Quantized Family
Base tree
BaseVectorQuantizedAutoencoderConfig
├── BaseAutoencoderConfig
│ ├── latent_dim
│ └── reconstruction_loss
├── codebook_size
├── commitment_weight
├── codebook_weight
├── assignment_strategy
├── sinkhorn_epsilon
├── sinkhorn_iters
├── kmeans_init
├── kmeans_iters
├── use_ema_codebook
├── ema_decay
├── ema_epsilon
└── dead_code_reset
Models
VectorQuantizedAutoencoderConfig
└── no additional model fields
GumbelQuantizedAutoencoderConfig
├── temperature
├── min_temperature
└── anneal_rate
FiniteScalarQuantizedAutoencoderConfig
└── num_levels
ResidualFiniteScalarQuantizedAutoencoderConfig
├── num_levels
└── num_quantizers
ProductQuantizedAutoencoderConfig
└── num_codebooks
OptimizedProductQuantizedAutoencoderConfig
└── no additional model fields
ResidualQuantizedAutoencoderConfig
└── num_quantizers
HierarchicalVectorQuantizedAutoencoderConfig
└── top_latent_dim
Notes
- Quantized models depend heavily on codebook initialization, usage balance, and reconstruction-vs-quantization weighting.
kmeans_init: true initializes learned codebooks from the first training batch of encoder latents instead of uniform random weights.
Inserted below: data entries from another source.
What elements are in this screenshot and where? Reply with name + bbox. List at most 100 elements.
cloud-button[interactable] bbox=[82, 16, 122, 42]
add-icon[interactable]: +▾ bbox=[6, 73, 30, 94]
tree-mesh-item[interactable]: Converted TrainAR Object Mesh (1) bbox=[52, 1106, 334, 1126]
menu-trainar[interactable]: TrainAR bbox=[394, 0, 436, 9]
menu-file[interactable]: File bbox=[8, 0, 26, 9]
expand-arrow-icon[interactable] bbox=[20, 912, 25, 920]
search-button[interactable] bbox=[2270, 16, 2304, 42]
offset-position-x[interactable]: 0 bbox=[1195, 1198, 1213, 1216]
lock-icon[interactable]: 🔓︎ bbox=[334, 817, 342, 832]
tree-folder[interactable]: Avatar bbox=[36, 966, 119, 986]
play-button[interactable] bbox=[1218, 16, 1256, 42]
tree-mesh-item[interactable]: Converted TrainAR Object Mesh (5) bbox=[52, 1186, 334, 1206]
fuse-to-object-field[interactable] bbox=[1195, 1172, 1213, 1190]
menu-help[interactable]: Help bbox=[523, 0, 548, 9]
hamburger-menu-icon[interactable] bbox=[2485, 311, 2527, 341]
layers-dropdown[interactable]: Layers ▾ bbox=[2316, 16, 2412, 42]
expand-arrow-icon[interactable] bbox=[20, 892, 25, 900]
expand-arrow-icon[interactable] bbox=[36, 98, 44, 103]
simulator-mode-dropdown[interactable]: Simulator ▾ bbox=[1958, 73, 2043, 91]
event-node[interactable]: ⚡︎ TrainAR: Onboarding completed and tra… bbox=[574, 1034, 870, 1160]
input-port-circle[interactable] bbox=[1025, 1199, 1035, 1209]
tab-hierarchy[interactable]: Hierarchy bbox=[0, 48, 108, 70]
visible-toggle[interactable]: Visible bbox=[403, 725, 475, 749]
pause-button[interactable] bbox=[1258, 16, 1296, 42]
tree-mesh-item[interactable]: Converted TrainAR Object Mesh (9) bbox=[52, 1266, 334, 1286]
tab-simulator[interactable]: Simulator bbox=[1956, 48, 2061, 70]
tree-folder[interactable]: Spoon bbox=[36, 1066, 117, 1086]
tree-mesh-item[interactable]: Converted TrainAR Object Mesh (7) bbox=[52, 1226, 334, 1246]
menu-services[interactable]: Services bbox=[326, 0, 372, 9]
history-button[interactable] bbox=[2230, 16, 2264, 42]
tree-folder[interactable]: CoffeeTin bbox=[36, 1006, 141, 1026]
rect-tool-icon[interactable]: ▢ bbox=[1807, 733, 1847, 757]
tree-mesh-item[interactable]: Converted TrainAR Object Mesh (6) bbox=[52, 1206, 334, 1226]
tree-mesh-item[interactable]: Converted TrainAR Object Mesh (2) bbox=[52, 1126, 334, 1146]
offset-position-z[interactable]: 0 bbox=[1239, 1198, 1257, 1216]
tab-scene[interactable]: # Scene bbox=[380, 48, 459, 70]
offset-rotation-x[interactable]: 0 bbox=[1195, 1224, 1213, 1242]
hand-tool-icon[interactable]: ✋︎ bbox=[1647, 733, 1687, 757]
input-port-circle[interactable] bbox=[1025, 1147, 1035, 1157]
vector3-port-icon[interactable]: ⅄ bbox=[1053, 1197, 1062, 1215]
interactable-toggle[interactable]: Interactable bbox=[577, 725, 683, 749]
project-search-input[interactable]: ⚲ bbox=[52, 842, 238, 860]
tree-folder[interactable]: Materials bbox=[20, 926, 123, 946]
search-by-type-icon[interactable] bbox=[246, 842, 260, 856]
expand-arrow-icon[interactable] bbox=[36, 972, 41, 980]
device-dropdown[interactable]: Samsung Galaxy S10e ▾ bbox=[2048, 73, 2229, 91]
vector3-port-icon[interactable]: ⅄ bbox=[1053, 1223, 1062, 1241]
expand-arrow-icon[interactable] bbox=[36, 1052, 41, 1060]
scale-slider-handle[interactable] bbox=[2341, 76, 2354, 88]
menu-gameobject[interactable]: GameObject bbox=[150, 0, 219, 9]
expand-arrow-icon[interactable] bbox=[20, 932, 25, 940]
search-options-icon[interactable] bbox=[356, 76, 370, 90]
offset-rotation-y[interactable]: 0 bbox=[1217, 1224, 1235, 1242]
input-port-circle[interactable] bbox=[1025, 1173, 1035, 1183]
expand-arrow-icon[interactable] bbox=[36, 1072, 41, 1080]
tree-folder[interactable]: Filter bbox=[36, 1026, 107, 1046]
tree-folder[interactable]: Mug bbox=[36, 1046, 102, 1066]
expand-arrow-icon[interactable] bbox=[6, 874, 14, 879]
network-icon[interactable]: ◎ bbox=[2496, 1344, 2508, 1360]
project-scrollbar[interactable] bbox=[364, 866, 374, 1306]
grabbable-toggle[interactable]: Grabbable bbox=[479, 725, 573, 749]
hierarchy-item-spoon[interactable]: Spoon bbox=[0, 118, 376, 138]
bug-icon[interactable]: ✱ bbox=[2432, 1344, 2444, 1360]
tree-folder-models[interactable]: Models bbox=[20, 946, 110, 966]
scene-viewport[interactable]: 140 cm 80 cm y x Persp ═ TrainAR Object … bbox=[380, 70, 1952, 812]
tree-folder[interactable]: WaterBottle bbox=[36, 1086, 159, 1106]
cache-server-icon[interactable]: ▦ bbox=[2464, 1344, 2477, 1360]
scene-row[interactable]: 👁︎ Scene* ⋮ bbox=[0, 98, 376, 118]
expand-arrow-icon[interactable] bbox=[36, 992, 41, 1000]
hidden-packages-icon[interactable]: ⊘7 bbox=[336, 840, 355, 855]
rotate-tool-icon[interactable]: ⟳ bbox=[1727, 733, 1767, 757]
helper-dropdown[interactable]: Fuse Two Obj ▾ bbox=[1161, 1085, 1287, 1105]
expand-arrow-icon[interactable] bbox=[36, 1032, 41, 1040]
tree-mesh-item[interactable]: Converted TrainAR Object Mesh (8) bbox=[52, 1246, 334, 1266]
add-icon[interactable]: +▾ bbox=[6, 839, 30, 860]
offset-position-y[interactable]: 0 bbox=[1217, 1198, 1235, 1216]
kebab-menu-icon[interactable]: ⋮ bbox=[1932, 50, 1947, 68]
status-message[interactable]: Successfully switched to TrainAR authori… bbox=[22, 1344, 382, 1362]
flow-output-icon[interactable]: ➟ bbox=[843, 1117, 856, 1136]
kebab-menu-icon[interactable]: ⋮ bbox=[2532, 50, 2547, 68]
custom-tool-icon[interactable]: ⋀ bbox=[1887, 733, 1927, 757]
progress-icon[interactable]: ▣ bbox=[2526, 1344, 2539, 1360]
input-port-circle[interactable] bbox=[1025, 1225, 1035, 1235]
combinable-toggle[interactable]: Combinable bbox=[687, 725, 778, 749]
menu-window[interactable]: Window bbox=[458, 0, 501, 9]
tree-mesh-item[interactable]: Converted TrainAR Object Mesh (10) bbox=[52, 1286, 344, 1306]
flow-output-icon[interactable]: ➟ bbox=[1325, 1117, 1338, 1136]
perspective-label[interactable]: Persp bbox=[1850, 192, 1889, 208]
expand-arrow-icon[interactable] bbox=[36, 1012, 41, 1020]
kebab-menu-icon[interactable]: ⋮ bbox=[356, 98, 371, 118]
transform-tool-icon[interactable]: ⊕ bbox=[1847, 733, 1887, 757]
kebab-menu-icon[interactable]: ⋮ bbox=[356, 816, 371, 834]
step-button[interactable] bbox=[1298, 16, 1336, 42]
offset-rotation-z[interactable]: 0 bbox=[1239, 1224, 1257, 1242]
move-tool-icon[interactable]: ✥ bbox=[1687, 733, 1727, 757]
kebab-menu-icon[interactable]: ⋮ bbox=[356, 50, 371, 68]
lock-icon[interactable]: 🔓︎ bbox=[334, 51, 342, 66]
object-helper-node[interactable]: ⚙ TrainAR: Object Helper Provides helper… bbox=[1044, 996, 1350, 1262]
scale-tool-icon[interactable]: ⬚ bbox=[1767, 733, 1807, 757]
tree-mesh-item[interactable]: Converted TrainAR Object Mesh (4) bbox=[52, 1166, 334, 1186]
assignment_strategy: sinkhorn switches learned vector-codebook quantizers from nearest-neighbor assignment to balanced Sinkhorn assignment. sinkhorn_epsilon may be a single value or a per-codebook list. Any slot set to 0.0 falls back to nearest-neighbor assignment for that codebook, which matches the original RQ-VAE semantics.
OPQVAE applies a learned orthogonal rotation before product quantization and inverts that rotation after quantized reconstruction. It inherits the same num_codebooks, kmeans_init, EMA, and Sinkhorn options as PQVAE.
- Sinkhorn assignment uses
float32 on Apple mps devices because that backend does not support float64. CPU and CUDA paths still use float64 working precision for extra numerical headroom.
- Hierarchical models such as
VQVAE2 have decoder spaces that differ from encoder output spaces, so they should use explicit decoders.
FSQ and RFSQ use fixed scalar levels rather than learned vector codebooks, so their dead-code handling semantics differ from VQVAE, PQVAE, and RQVAE.